I suspect she paid that fine because within a few weeks she was back in court, this time at Bow Street. A Mr Armstrong testified that Tottie had tried ‘to push into his house’ and was ‘otherwise molesting him’. Once again she was well dressed, with ‘a profusion of rings’, and presented herself in what one paper described as ‘her usual simpering semi-hysterical manner’. The court ordered her to find two sureties of £20 each for her ‘good behaviour for six months’. A tall order one imagines.

That was not the end of Tottie, in April 1890 she was back at Marlborough Street (as Dolly Leblane) where she was remanded on a charge of drunk and disorderly. Sergeant Brewer, the court’s gaoler, told Mr Newton that this was Tottie’s 31stappearance in court. She’d racked up well over 31 by May that year, appearing on a simailr charge having been arrested ‘amongst a lot of disorderly women’ in Piccadilly and telling the same story about her ‘mamma’ having ‘brought her out and lost her’. Sergeant Brewer not totaled her charges at 45 and gave Mr Newton (and us) some background to her story.

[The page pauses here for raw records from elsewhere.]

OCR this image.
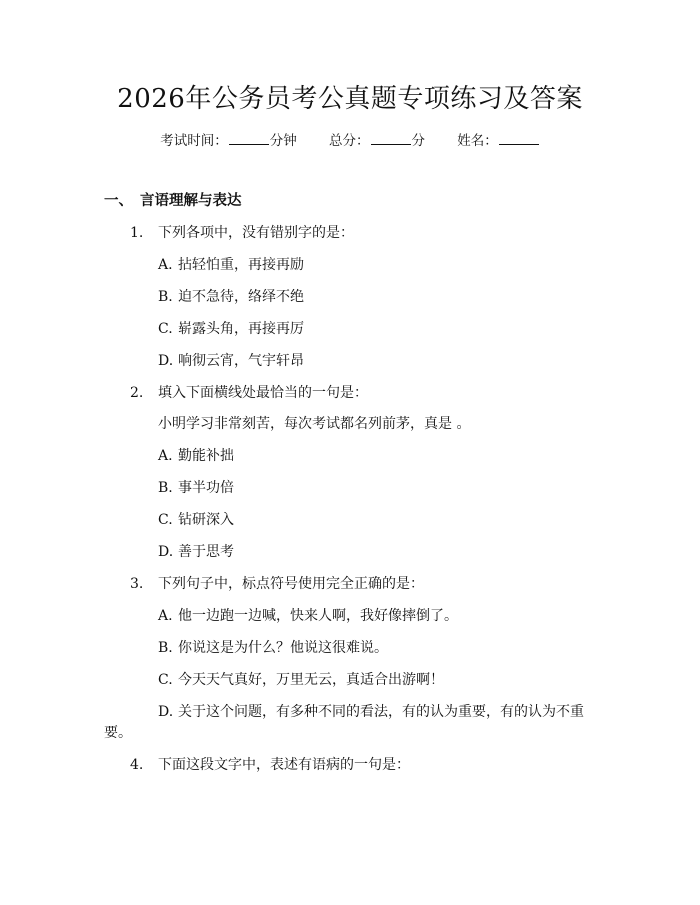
2026年公务员考公真题专项练习及答案
考试时间：	分钟 总分：	分 姓名：
一、 言语理解与表达
1. 下列各项中，没有错别字的是：
A. 拈轻怕重，再接再励
B. 迫不急待，络绎不绝
C. 崭露头角，再接再厉
D. 响彻云宵，气宇轩昂
2. 填入下面横线处最恰当的一句是：
小明学习非常刻苦，每次考试都名列前茅，真是 。
A. 勤能补拙
B. 事半功倍
C. 钻研深入
D. 善于思考
3. 下列句子中，标点符号使用完全正确的是：
A. 他一边跑一边喊，快来人啊，我好像摔倒了。
B. 你说这是为什么？他说这很难说。
C. 今天天气真好，万里无云，真适合出游啊！
D. 关于这个问题，有多种不同的看法，有的认为重要，有的认为不重
要。
4. 下面这段文字中，表述有语病的一句是：
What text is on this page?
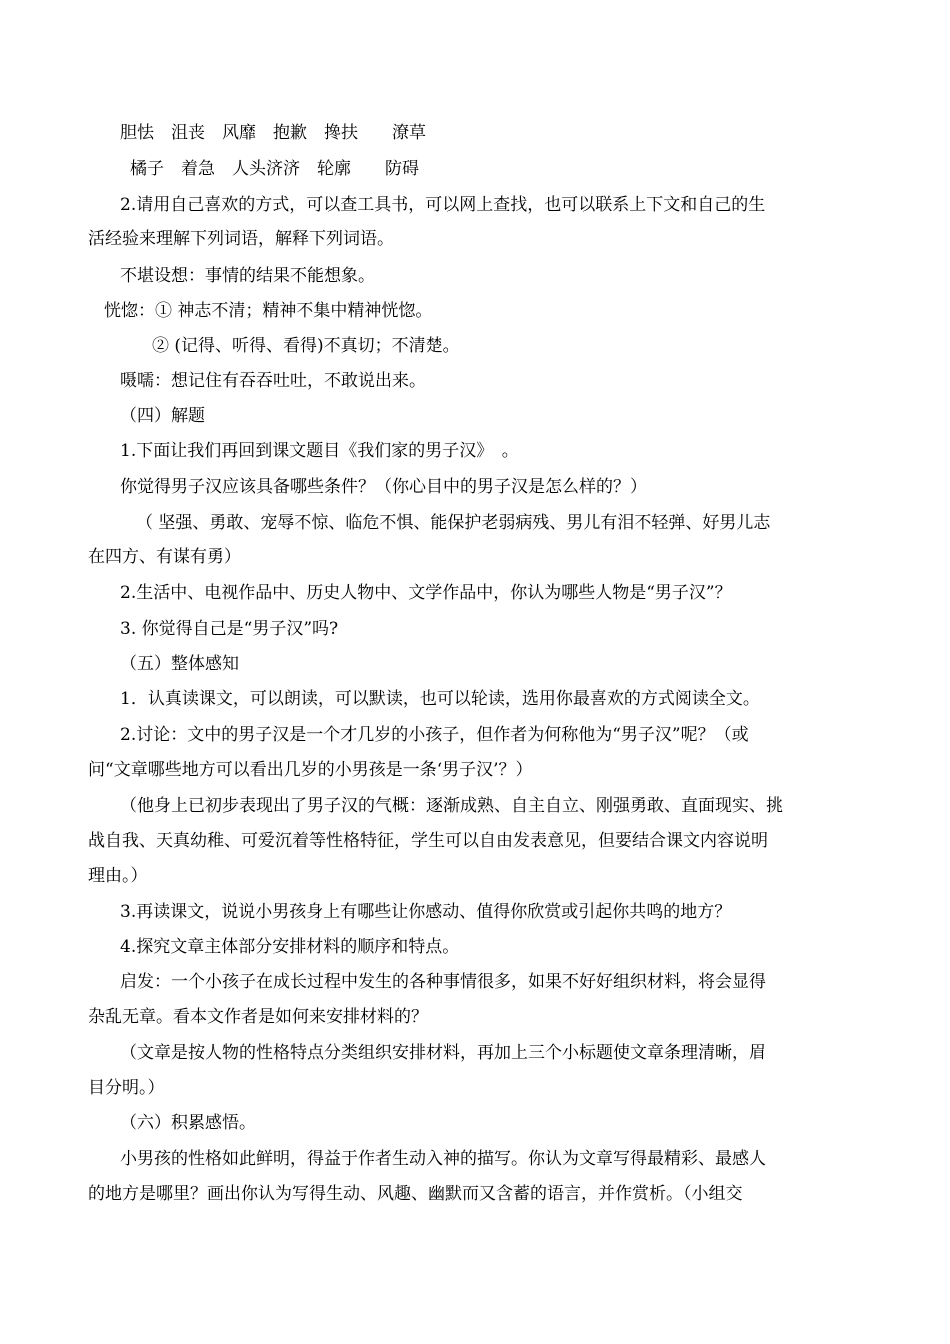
胆怯　沮丧　风靡　抱歉　搀扶　　潦草
橘子　着急　人头济济　轮廓　　防碍
2.请用自己喜欢的方式，可以查工具书，可以网上查找，也可以联系上下文和自己的生
活经验来理解下列词语，解释下列词语。
不堪设想：事情的结果不能想象。
恍惚：① 神志不清；精神不集中精神恍惚。
② (记得、听得、看得)不真切；不清楚。
嗫嚅：想记住有吞吞吐吐，不敢说出来。
（四）解题
1.下面让我们再回到课文题目《我们家的男子汉》　。
你觉得男子汉应该具备哪些条件？（你心目中的男子汉是怎么样的？）
（ 坚强、勇敢、宠辱不惊、临危不惧、能保护老弱病残、男儿有泪不轻弹、好男儿志
在四方、有谋有勇）
2.生活中、电视作品中、历史人物中、文学作品中，你认为哪些人物是“男子汉”？
3. 你觉得自己是“男子汉”吗?
（五）整体感知
1．认真读课文，可以朗读，可以默读，也可以轮读，选用你最喜欢的方式阅读全文。
2.讨论：文中的男子汉是一个才几岁的小孩子，但作者为何称他为“男子汉”呢？（或
问“文章哪些地方可以看出几岁的小男孩是一条‘男子汉’？）
（他身上已初步表现出了男子汉的气概：逐渐成熟、自主自立、刚强勇敢、直面现实、挑
战自我、天真幼稚、可爱沉着等性格特征，学生可以自由发表意见，但要结合课文内容说明
理由。）
3.再读课文，说说小男孩身上有哪些让你感动、值得你欣赏或引起你共鸣的地方？
4.探究文章主体部分安排材料的顺序和特点。
启发：一个小孩子在成长过程中发生的各种事情很多，如果不好好组织材料，将会显得
杂乱无章。看本文作者是如何来安排材料的？
（文章是按人物的性格特点分类组织安排材料，再加上三个小标题使文章条理清晰，眉
目分明。）
（六）积累感悟。
小男孩的性格如此鲜明，得益于作者生动入神的描写。你认为文章写得最精彩、最感人
的地方是哪里？画出你认为写得生动、风趣、幽默而又含蓄的语言，并作赏析。（小组交
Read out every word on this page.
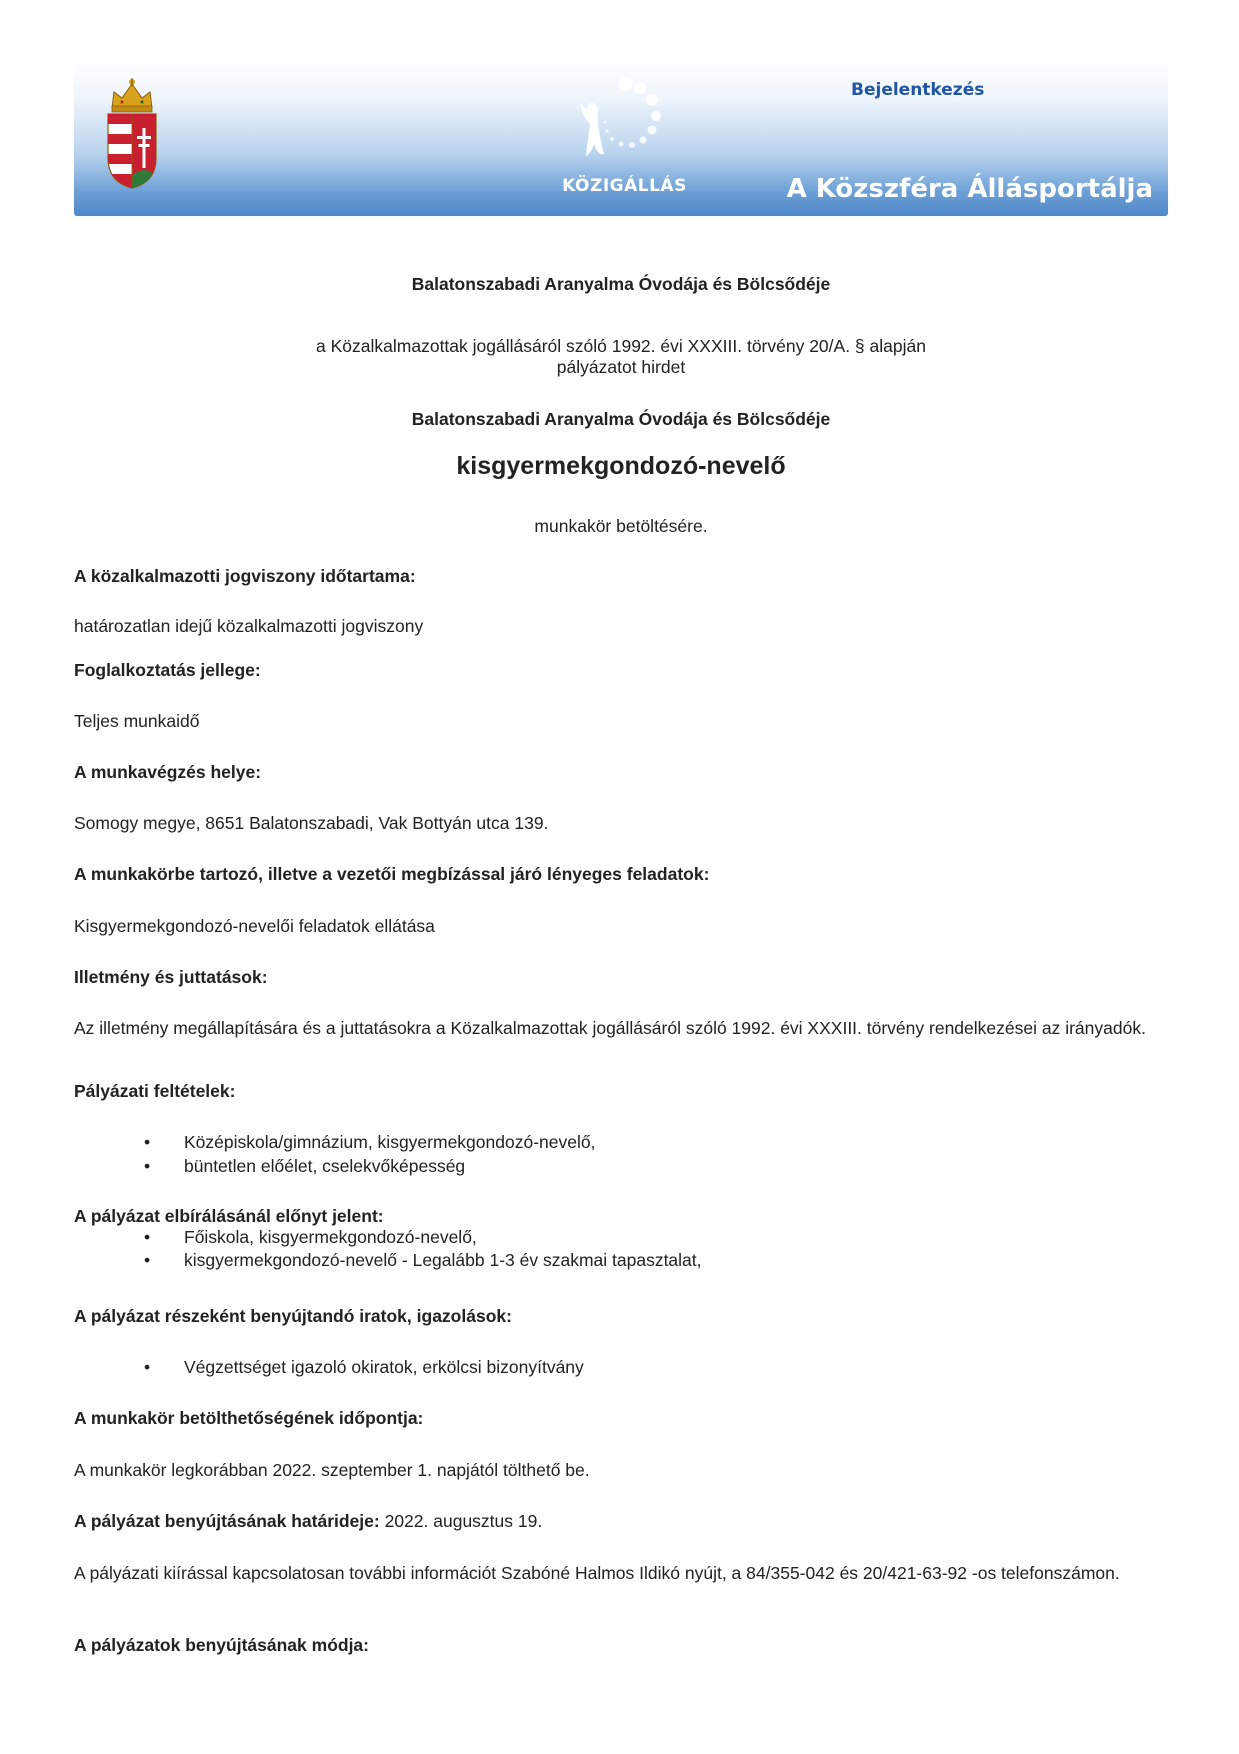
KÖZIGÁLLÁS
Bejelentkezés
A Közszféra Állásportálja
Balatonszabadi Aranyalma Óvodája és Bölcsődéje
a Közalkalmazottak jogállásáról szóló 1992. évi XXXIII. törvény 20/A. § alapján
pályázatot hirdet
Balatonszabadi Aranyalma Óvodája és Bölcsődéje
kisgyermekgondozó-nevelő
munkakör betöltésére.
A közalkalmazotti jogviszony időtartama:
határozatlan idejű közalkalmazotti jogviszony
Foglalkoztatás jellege:
Teljes munkaidő
A munkavégzés helye:
Somogy megye, 8651 Balatonszabadi, Vak Bottyán utca 139.
A munkakörbe tartozó, illetve a vezetői megbízással járó lényeges feladatok:
Kisgyermekgondozó-nevelői feladatok ellátása
Illetmény és juttatások:
Az illetmény megállapítására és a juttatásokra a Közalkalmazottak jogállásáról szóló 1992. évi XXXIII. törvény rendelkezései az irányadók.
Pályázati feltételek:
• Középiskola/gimnázium, kisgyermekgondozó-nevelő,
• büntetlen előélet, cselekvőképesség
A pályázat elbírálásánál előnyt jelent:
• Főiskola, kisgyermekgondozó-nevelő,
• kisgyermekgondozó-nevelő - Legalább 1-3 év szakmai tapasztalat,
A pályázat részeként benyújtandó iratok, igazolások:
• Végzettséget igazoló okiratok, erkölcsi bizonyítvány
A munkakör betölthetőségének időpontja:
A munkakör legkorábban 2022. szeptember 1. napjától tölthető be.
A pályázat benyújtásának határideje: 2022. augusztus 19.
A pályázati kiírással kapcsolatosan további információt Szabóné Halmos Ildikó nyújt, a 84/355-042 és 20/421-63-92 -os telefonszámon.
A pályázatok benyújtásának módja:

‘Her father was a costermonger’, the gaoler explained. ‘and for many years he resided in the Seven Dials, and was a member of the gang known as “The Forty Thieves,” ‘.

At this Tottie spoke up from the dock.

‘Oh, how can you say so? If I am a gay woman [i.e a prostitute] , you have no right to say that I am not a lady’.

She was remanded, as charges of theft were also alleged. He asked for a plain clothes officer to ‘see what he can find out’. On the 18 May she was up again charged with stealing clothes from a Mrs Green valued at £2. Her criminal career was catching up with her and Mr Newton was determined that ‘I must be stopped’. He committed her for a jury trial; things were getting ominous for Tottie.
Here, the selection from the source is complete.